Cargo recognition and degradation by selective autophagy

Abstract

Macroautophagy, initially described as a non-selective nutrient recycling process, is essential for the removal of multiple cellular components. In the past three decades, selective autophagy has been characterized as a highly regulated and specific degradation pathway for removal of unwanted cytosolic components and damaged and/or superfluous organelles. Here, we discuss different types of selective autophagy, emphasizing the role of ligand receptors and scaffold proteins in providing cargo specificity, and highlight unanswered questions in the field.

Figure 1

The Cvt pathway, aggrephagy and pexophagy. (a) In the yeast Cvt pathway prApe1, Ape4 and Ams1 are synthesized in the cytoplasm. prApe1 oligomerizes into dodecamers and subsequently higher order structures that are recognized by the receptor Atg19, which in turn binds the scaffold protein Atg11 forming the Cvt Complex. Ams1 and Apr4 also oligomerize and bind Atg19. Atg11 brings the Cvt Complex to the PAS where Atg19 binds Atg8‒PE, tethering the Cvt complex to the phagophore. (b) In both yeast and mammalian aggrephagy, protein aggregates are ubiquitinated and subsequently recognized by cargo receptors. In yeast, Cue5 links the ubiquitinated aggregates to Atg8‒PE. During mammalian aggrephagy, TOLLIP, SQSTM1, NBR1 and OPTN tether the ubiquitinated aggregates to the phagophore by binding LC3/GABARAP family members. WDFY3 has been described as a scaffold for SQSTM1-dependent degradation. (c) In S. cerevisiae pexophagy, Atg36 functions as a receptor linking peroxisomes to the phagophore by binding Pex3 and Atg8‒PE. In P. pastoris pexophagy, PpAtg30 acts as a receptor by linking PpPex3 and PpPex14 to PpAtg8‒PE. Atg11 functions as a scaffold for both S. cerevisiae and P. pastoris. The current model of mammalian pexophagy involves the E3-ubiquitin ligase PEX2-mediated mono-ubiquitination of PEX5, which in turn is recognized by receptors SQSTM1 and NBR1, tethering peroxisomes to the phagophore.
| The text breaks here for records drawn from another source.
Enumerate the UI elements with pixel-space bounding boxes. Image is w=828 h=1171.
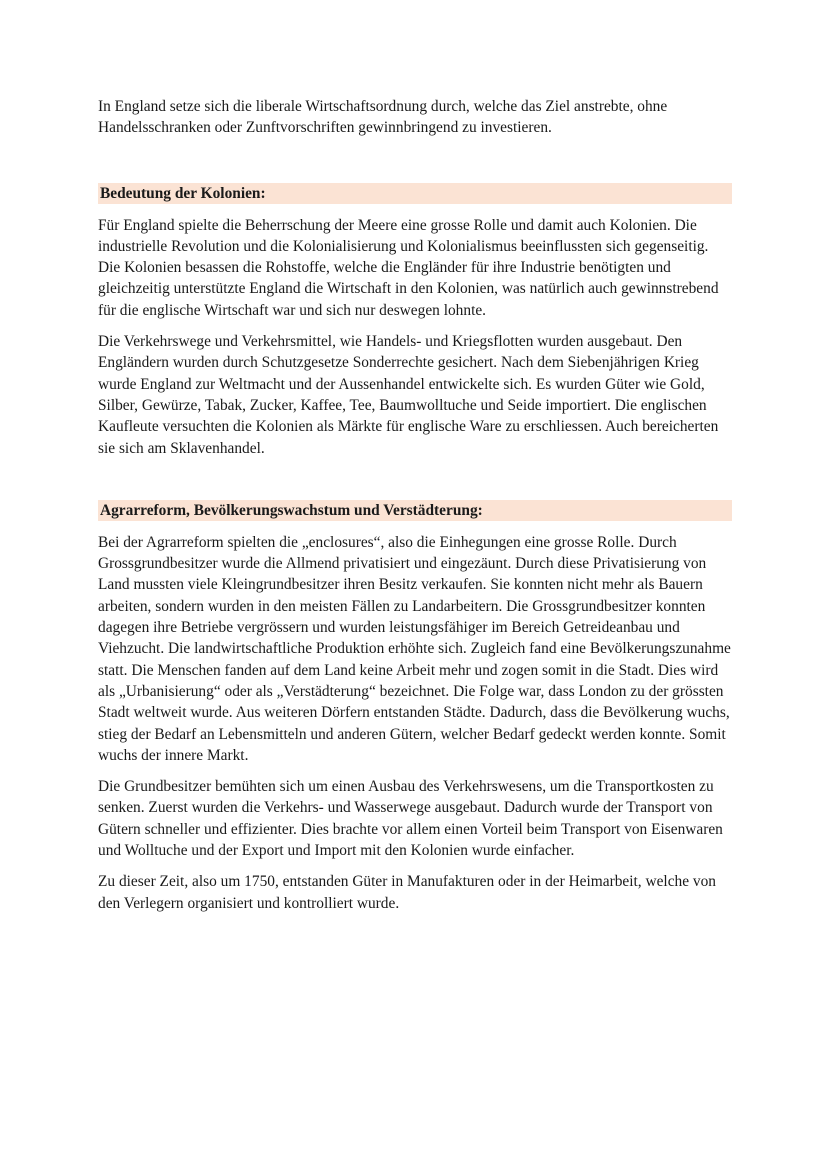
section-heading: Bedeutung der Kolonien: [98, 183, 732, 204]
section-agrarreform [98, 500, 732, 914]
section-kolonien [98, 183, 732, 459]
body-paragraph: Die Verkehrswege und Verkehrsmittel, wie Handels- und Kriegsflotten wurden ausgebaut. Den Engländern wurden durch Schutzgesetze Sonderrechte gesichert. Nach dem Siebenjährigen Krieg wurde England zur Weltmacht und der Aussenhandel entwickelte sich. Es wurden Güter wie Gold, Silber, Gewürze, Tabak, Zucker, Kaffee, Tee, Baumwolltuche und Seide importiert. Die englischen Kaufleute versuchten die Kolonien als Märkte für englische Ware zu erschliessen. Auch bereicherten sie sich am Sklavenhandel. [98, 333, 719, 457]
body-paragraph: Die Grundbesitzer bemühten sich um einen Ausbau des Verkehrswesens, um die Transportkosten zu senken. Zuerst wurden die Verkehrs- und Wasserwege ausgebaut. Dadurch wurde der Transport von Gütern schneller und effizienter. Dies brachte vor allem einen Vorteil beim Transport von Eisenwaren und Wolltuche und der Export und Import mit den Kolonien wurde einfacher. [98, 778, 723, 860]
document-page [98, 96, 732, 914]
body-paragraph: Zu dieser Zeit, also um 1750, entstanden Güter in Manufakturen oder in der Heimarbeit, welche von den Verlegern organisiert und kontrolliert wurde. [98, 873, 717, 912]
section-heading: Agrarreform, Bevölkerungswachstum und Verstädterung: [98, 500, 732, 521]
body-paragraph: Bei der Agrarreform spielten die „enclosures“, also die Einhegungen eine grosse Rolle. Durch Grossgrundbesitzer wurde die Allmend privatisiert und eingezäunt. Durch diese Privatisierung von Land mussten viele Kleingrundbesitzer ihren Besitz verkaufen. Sie konnten nicht mehr als Bauern arbeiten, sondern wurden in den meisten Fällen zu Landarbeitern. Die Grossgrundbesitzer konnten dagegen ihre Betriebe vergrössern und wurden leistungsfähiger im Bereich Getreideanbau und Viehzucht. Die landwirtschaftliche Produktion erhöhte sich. Zugleich fand eine Bevölkerungszunahme statt. Die Menschen fanden auf dem Land keine Arbeit mehr und zogen somit in die Stadt. Dies wird als „Urbanisierung“ oder als „Verstädterung“ bezeichnet. Die Folge war, dass London zu der grössten Stadt weltweit wurde. Aus weiteren Dörfern entstanden Städte. Dadurch, dass die Bevölkerung wuchs, stieg der Bedarf an Lebensmitteln und anderen Gütern, welcher Bedarf gedeckt werden konnte. Somit wuchs der innere Markt. [98, 533, 731, 764]
body-paragraph: Für England spielte die Beherrschung der Meere eine grosse Rolle und damit auch Kolonien. Die industrielle Revolution und die Kolonialisierung und Kolonialismus beeinflussten sich gegenseitig. Die Kolonien besassen die Rohstoffe, welche die Engländer für ihre Industrie benötigten und gleichzeitig unterstützte England die Wirtschaft in den Kolonien, was natürlich auch gewinnstrebend für die englische Wirtschaft war und sich nur deswegen lohnte. [98, 216, 719, 319]
intro-paragraph: In England setze sich die liberale Wirtschaftsordnung durch, welche das Ziel anstrebte, ohne Handelsschranken oder Zunftvorschriften gewinnbringend zu investieren. [98, 98, 668, 137]
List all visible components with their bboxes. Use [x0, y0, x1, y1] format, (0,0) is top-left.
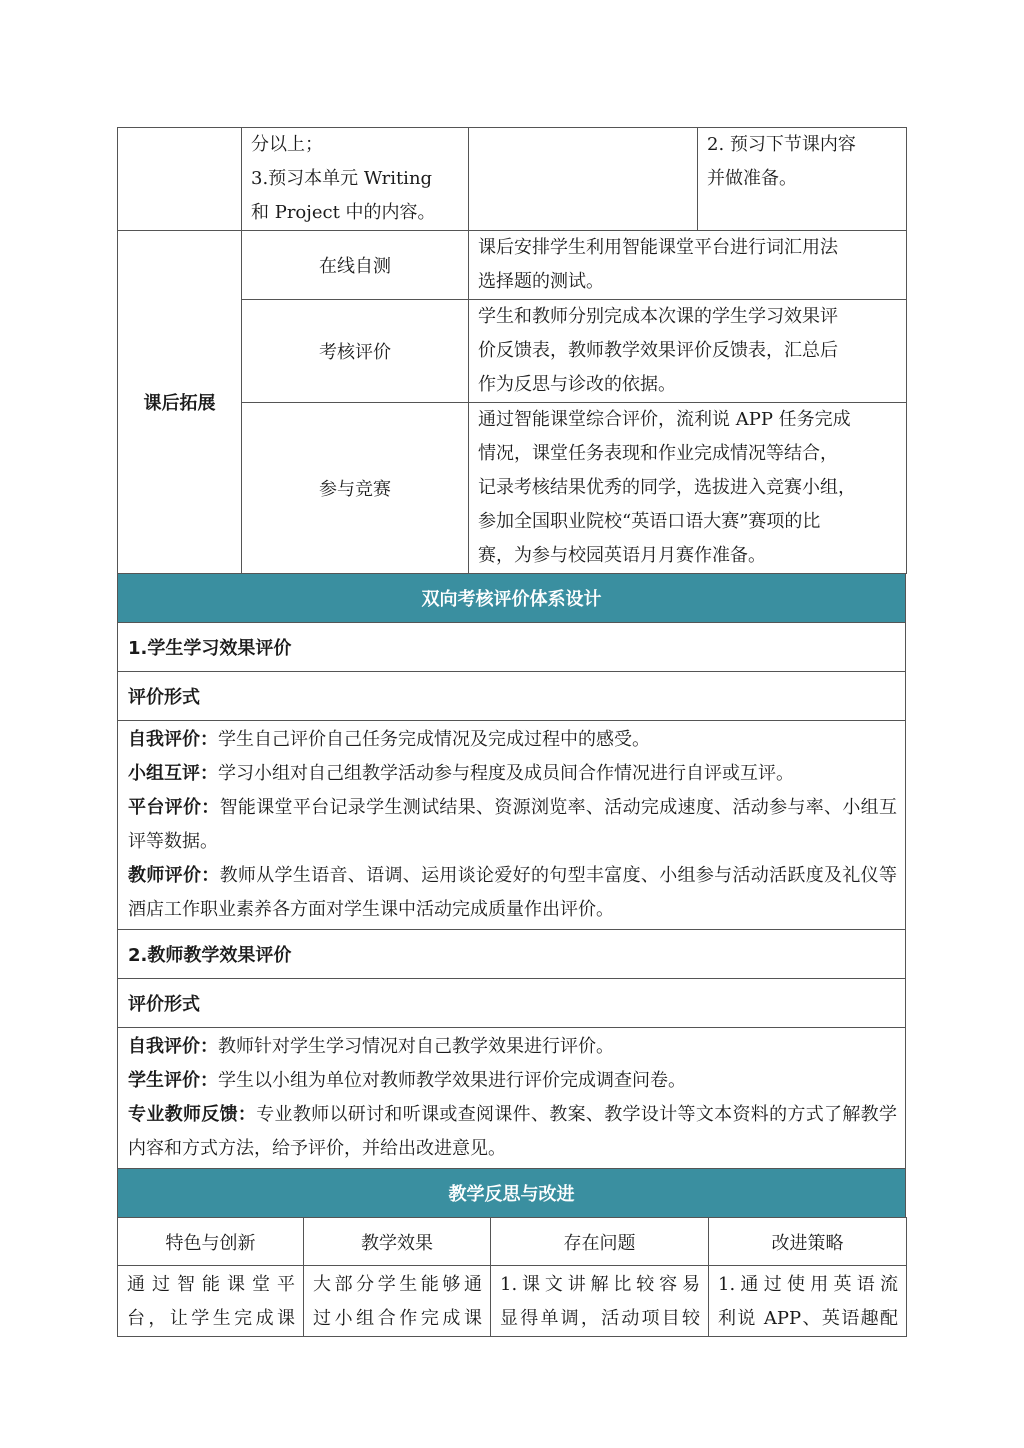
text-line: 1.课文讲解比较容易: [500, 1274, 700, 1295]
eval-item: [128, 757, 897, 791]
eval-item: [128, 791, 897, 859]
text-line: 并做准备。: [707, 168, 797, 189]
eval-item: [128, 1098, 897, 1166]
item-description: [469, 231, 907, 300]
text-line: 显得单调，活动项目较: [500, 1308, 700, 1329]
text-line: 台，让学生完成课: [127, 1308, 295, 1329]
text-line: 价反馈表，教师教学效果评价反馈表，汇总后: [478, 340, 838, 361]
table-cell: [491, 1266, 709, 1337]
eval-text: 智能课堂平台记录学生测试结果、资源浏览率、活动完成速度、活动参与率、小组互评等数据。: [128, 797, 898, 852]
eval-label: 自我评价：: [128, 1036, 218, 1057]
after-class-row: [118, 231, 907, 300]
reflection-row: [118, 1266, 907, 1337]
teacher-eval-title: 2.教师教学效果评价: [118, 930, 906, 979]
section-header-evaluation: 双向考核评价体系设计: [118, 574, 906, 623]
student-eval-details: [118, 721, 906, 930]
text-line: 课后安排学生利用智能课堂平台进行词汇用法: [478, 237, 838, 258]
preview-tasks-cell: [242, 128, 469, 231]
text-line: 大部分学生能够通: [313, 1274, 482, 1295]
student-eval-title: 1.学生学习效果评价: [118, 623, 906, 672]
text-line: 参加全国职业院校“英语口语大赛”赛项的比: [478, 511, 821, 532]
continuation-row: [118, 128, 907, 231]
text-line: 情况，课堂任务表现和作业完成情况等结合，: [478, 443, 838, 464]
text-line: 记录考核结果优秀的同学，选拔进入竞赛小组，: [478, 477, 856, 498]
eval-label: 平台评价：: [128, 797, 220, 818]
text-line: 2. 预习下节课内容: [707, 134, 856, 155]
eval-label: 自我评价：: [128, 729, 218, 750]
eval-item: [128, 723, 897, 757]
item-online-test: 在线自测: [242, 231, 469, 300]
eval-item: [128, 1030, 897, 1064]
section-label-after-class: 课后拓展: [118, 231, 242, 574]
teacher-eval-form: 评价形式: [118, 979, 906, 1028]
text-line: 利说 APP、英语趣配: [718, 1308, 898, 1329]
empty-cell: [469, 128, 698, 231]
text-line: 过小组合作完成课: [313, 1308, 482, 1329]
text-line: 3.预习本单元 Writing: [251, 168, 433, 189]
text-line: 选择题的测试。: [478, 271, 604, 292]
next-lesson-cell: [698, 128, 907, 231]
column-header: 特色与创新: [118, 1218, 304, 1266]
eval-label: 小组互评：: [128, 763, 218, 784]
eval-label: 学生评价：: [128, 1070, 218, 1091]
item-assessment: 考核评价: [242, 300, 469, 403]
column-header: 改进策略: [709, 1218, 907, 1266]
teacher-eval-details: [118, 1028, 906, 1169]
eval-label: 专业教师反馈：: [128, 1104, 257, 1125]
table-cell: [118, 1266, 304, 1337]
table-cell: [304, 1266, 491, 1337]
eval-text: 专业教师以研讨和听课或查阅课件、教案、教学设计等文本资料的方式了解教学内容和方式方法，给予评价，并给出改进意见。: [128, 1104, 897, 1159]
after-class-table: [117, 230, 907, 574]
text-line: 通过智能课堂综合评价，流利说 APP 任务完成: [478, 409, 851, 430]
item-description: [469, 403, 907, 574]
eval-text: 学习小组对自己组教学活动参与程度及成员间合作情况进行自评或互评。: [218, 763, 794, 784]
empty-cell: [118, 128, 242, 231]
text-line: 学生和教师分别完成本次课的学生学习效果评: [478, 306, 838, 327]
item-description: [469, 300, 907, 403]
student-eval-form: 评价形式: [118, 672, 906, 721]
text-line: 作为反思与诊改的依据。: [478, 374, 676, 395]
text-line: 赛，为参与校园英语月月赛作准备。: [478, 545, 766, 566]
document-page: [117, 127, 906, 1337]
eval-label: 教师评价：: [128, 865, 220, 886]
text-line: 和 Project 中的内容。: [251, 202, 436, 223]
reflection-table: [117, 1217, 907, 1337]
text-line: 分以上；: [251, 134, 323, 155]
text-line: 1.通过使用英语流: [718, 1274, 898, 1295]
reflection-header-row: [118, 1218, 907, 1266]
text-line: 通过智能课堂平: [127, 1274, 295, 1295]
item-competition: 参与竞赛: [242, 403, 469, 574]
column-header: 教学效果: [304, 1218, 491, 1266]
lesson-plan-table: [117, 127, 907, 231]
evaluation-table: [117, 573, 906, 1218]
eval-text: 教师针对学生学习情况对自己教学效果进行评价。: [218, 1036, 614, 1057]
column-header: 存在问题: [491, 1218, 709, 1266]
table-cell: [709, 1266, 907, 1337]
section-header-reflection: 教学反思与改进: [118, 1169, 906, 1218]
eval-text: 教师从学生语音、语调、运用谈论爱好的句型丰富度、小组参与活动活跃度及礼仪等酒店工作职业素养各方面对学生课中活动完成质量作出评价。: [128, 865, 898, 920]
eval-item: [128, 1064, 897, 1098]
eval-text: 学生自己评价自己任务完成情况及完成过程中的感受。: [218, 729, 650, 750]
eval-text: 学生以小组为单位对教师教学效果进行评价完成调查问卷。: [218, 1070, 686, 1091]
eval-item: [128, 859, 897, 927]
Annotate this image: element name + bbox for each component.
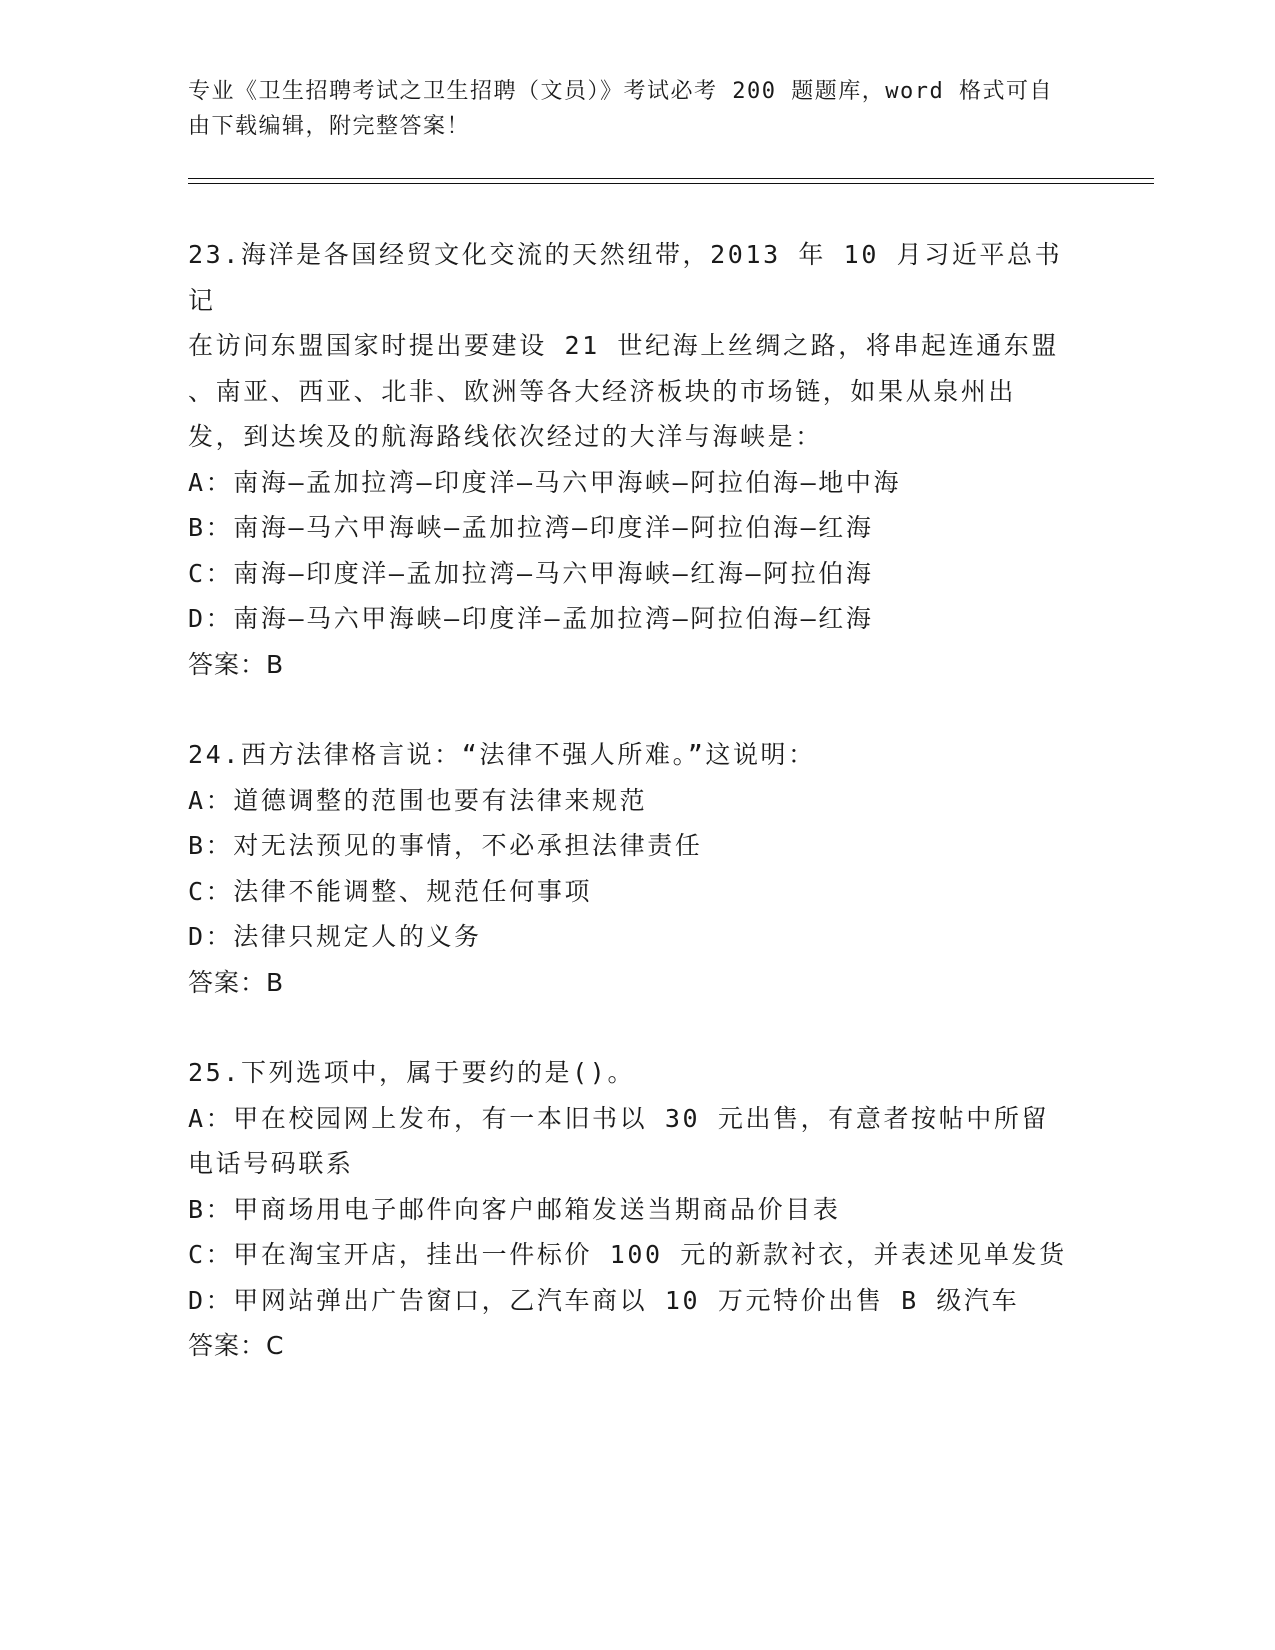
- option-b: B：南海—马六甲海峡—孟加拉湾—印度洋—阿拉伯海—红海: [188, 513, 874, 542]
- question-stem-line: 发，到达埃及的航海路线依次经过的大洋与海峡是：: [188, 422, 823, 451]
- document-header: [188, 74, 1088, 144]
- question-stem-line: 、南亚、西亚、北非、欧洲等各大经济板块的市场链，如果从泉州出: [188, 376, 1017, 406]
- question-stem-line: 25.下列选项中，属于要约的是()。: [188, 1058, 636, 1087]
- option-a-continued: 电话号码联系: [188, 1149, 354, 1178]
- answer-label: 答案：B: [188, 967, 285, 997]
- option-a: A：甲在校园网上发布，有一本旧书以 30 元出售，有意者按帖中所留: [188, 1103, 1050, 1133]
- option-a: A：道德调整的范围也要有法律来规范: [188, 785, 648, 815]
- question-stem-line: 24.西方法律格言说：“法律不强人所难。”这说明：: [188, 740, 816, 769]
- question-stem-line: 在访问东盟国家时提出要建设 21 世纪海上丝绸之路，将串起连通东盟: [188, 331, 1060, 360]
- header-line-1: 专业《卫生招聘考试之卫生招聘（文员）》考试必考 200 题题库，word 格式可自: [188, 79, 1053, 104]
- option-c: C：甲在淘宝开店，挂出一件标价 100 元的新款衬衣，并表述见单发货: [188, 1240, 1067, 1269]
- option-c: C：南海—印度洋—孟加拉湾—马六甲海峡—红海—阿拉伯海: [188, 558, 874, 588]
- question-23: [188, 232, 1088, 687]
- question-stem-line: 23.海洋是各国经贸文化交流的天然纽带，2013 年 10 月习近平总书记: [188, 240, 1063, 315]
- option-b: B：对无法预见的事情，不必承担法律责任: [188, 831, 703, 860]
- answer-label: 答案：B: [188, 649, 285, 679]
- option-b: B：甲商场用电子邮件向客户邮箱发送当期商品价目表: [188, 1194, 841, 1224]
- option-a: A：南海—孟加拉湾—印度洋—马六甲海峡—阿拉伯海—地中海: [188, 467, 902, 497]
- header-divider-top: [188, 178, 1154, 179]
- answer-label: 答案：C: [188, 1331, 285, 1360]
- header-divider-bottom: [188, 183, 1154, 184]
- option-d: D：法律只规定人的义务: [188, 922, 482, 951]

PEX14 has also been reported to link peroxisomes to the phagophore by directly binding LC3 family members.

Figure 2

Mitophagy, reticulophagy and nucleophagy. (a) The yeast mitophagy receptor Atg32 links mitochondria to the phagophore by directly binding Atg8‒PE; Atg11 functions as a scaffold. Several cargo receptors (not all shown) have been described for mammalian mitophagy. Mitochondria depolarization leads to PINK1 activation and phosphorylation of ubiquitin and PRKN, and OMM disruption exposes PHB2. Receptors link mitochondria targeted for degradation to the phagophore. (b) In yeast reticulophagy, Atg39 and Atg40 have been proposed as receptor proteins. Atg39 mediates the degradation of the perinuclear ER, and Atg40 mediates cytoplasmic ER degradation. Both Atg39 and Atg40 link their respective ER sites to Atg8‒PE-conjugated membranes for sequestration. Atg11 has been proposed as a scaffold protein for both Atg39 and Atg40-mediated reticulophagy. During mammalian reticulophagy, RETREG1/FAM134B tethers the cytoplasmic ER to LC3/GABARAP family members for membrane sequestration and degradation. (c) Because Atg39 specifically localizes to the perinuclear ER, Atg39-mediated degradation is also considered nucleophagy. During piecemeal microautophagy of the nucleus (PMN), the nuclear envelope protein Nvj1 and vacuolar membrane protein Vac8 form nuclear-vacuolar junctions, which pinch off and engulf part of the nucleus inside the vacuole.

Figure 3

Lysophagy and xenophagy. (a) During lysophagy, unknown lysosomal proteins are ubiquitinated and recognized by SQSTM1, which functions as a receptor, linking the damaged lysosomes with the LC3/GABARAP-conjugated sequestering membranes. LGALS3 binds to exposed lysosomal glycoproteins upon membrane rupture. A specific lysophagy mechanism remains to be elucidated. (b) In xenophagy, intracellular pathogens such as viruses and bacteria are recognized and ubiquitinated. SQSTM1, OPTN, CALCOCO2 and NBR1 have been described as receptor proteins.